Certain types of sentences, or their arrangement, can affect the text significantly by adding interest or emphasis. Writers sometimes deliberately choose a variety of syntactical constructions for their sentences; at other times, they consciously repeat certain types of sentences to achieve the desired effect. Varying sentence structures can be achieved by using different sentence styles.
• Parallel Structure: Words, phrases, or clauses that have the same grammatical form and are similar in length are parallel in structure.
Example: “That’s why, to my mind, Utah should feel free to ax senior year, bank the savings and see what happens.”
Example: “... the senior year of public high school is less a climactic academic experience than an occasion for oafish goofing off, chronic truancy, random bullying, sloppy dancing...”
• Telegraphic sentences or rhetorical fragments: Rhetorical fragments and telegraphic sentences are short phrases or simple sentences used to emphasize and slow down the reader.
Example: “My hunch is that nothing will happen.
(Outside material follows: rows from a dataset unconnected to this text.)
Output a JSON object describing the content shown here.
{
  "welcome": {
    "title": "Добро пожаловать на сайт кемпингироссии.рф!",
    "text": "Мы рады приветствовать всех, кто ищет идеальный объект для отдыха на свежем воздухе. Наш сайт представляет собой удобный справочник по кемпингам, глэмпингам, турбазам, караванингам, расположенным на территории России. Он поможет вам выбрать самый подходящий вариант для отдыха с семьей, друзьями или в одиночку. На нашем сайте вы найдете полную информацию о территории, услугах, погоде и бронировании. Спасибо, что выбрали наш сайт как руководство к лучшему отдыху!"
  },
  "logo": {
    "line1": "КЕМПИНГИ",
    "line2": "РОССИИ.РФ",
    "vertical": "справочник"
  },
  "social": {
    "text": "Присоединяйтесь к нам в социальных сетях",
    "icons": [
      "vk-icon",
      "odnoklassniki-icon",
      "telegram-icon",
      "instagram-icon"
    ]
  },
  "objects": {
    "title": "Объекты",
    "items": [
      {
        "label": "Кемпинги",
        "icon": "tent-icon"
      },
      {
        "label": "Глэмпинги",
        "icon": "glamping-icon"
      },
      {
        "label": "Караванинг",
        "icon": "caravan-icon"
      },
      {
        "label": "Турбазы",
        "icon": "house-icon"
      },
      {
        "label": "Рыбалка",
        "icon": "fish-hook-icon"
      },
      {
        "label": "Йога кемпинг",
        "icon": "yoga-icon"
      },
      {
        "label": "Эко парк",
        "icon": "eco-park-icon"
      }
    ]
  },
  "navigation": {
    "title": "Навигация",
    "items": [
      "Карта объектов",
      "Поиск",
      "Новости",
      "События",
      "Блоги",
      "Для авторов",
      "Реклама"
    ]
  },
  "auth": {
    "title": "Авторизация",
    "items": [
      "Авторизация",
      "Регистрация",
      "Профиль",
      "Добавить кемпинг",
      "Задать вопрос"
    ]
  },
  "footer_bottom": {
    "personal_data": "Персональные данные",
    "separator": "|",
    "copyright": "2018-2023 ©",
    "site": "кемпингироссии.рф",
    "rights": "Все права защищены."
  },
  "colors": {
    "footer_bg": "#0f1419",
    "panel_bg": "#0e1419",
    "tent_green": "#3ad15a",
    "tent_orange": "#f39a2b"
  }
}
Nothing much. Just the loss of a year when nothing much happens anyhow.”
▶ Note how the short sentence is followed by rhetorical fragments that emphasize the main idea by repeating the word “nothing.”
• Balanced sentences contain phrases or clauses that balance each other with a similar structure, meaning, or length.
Example: “Ask not what your country can do for you, but what you can do for your country.”—John F. Kennedy"
Coherence: A coherent essay presents ideas that tie together and flow smoothly, making the piece easy for the reader to follow. Revise for coherence by using transitional words and phrases within and between paragraphs.
• Transitional words and phrases include the following: because, since, for the same reason, obviously, evidently, furthermore, besides, indeed, in fact, in any case.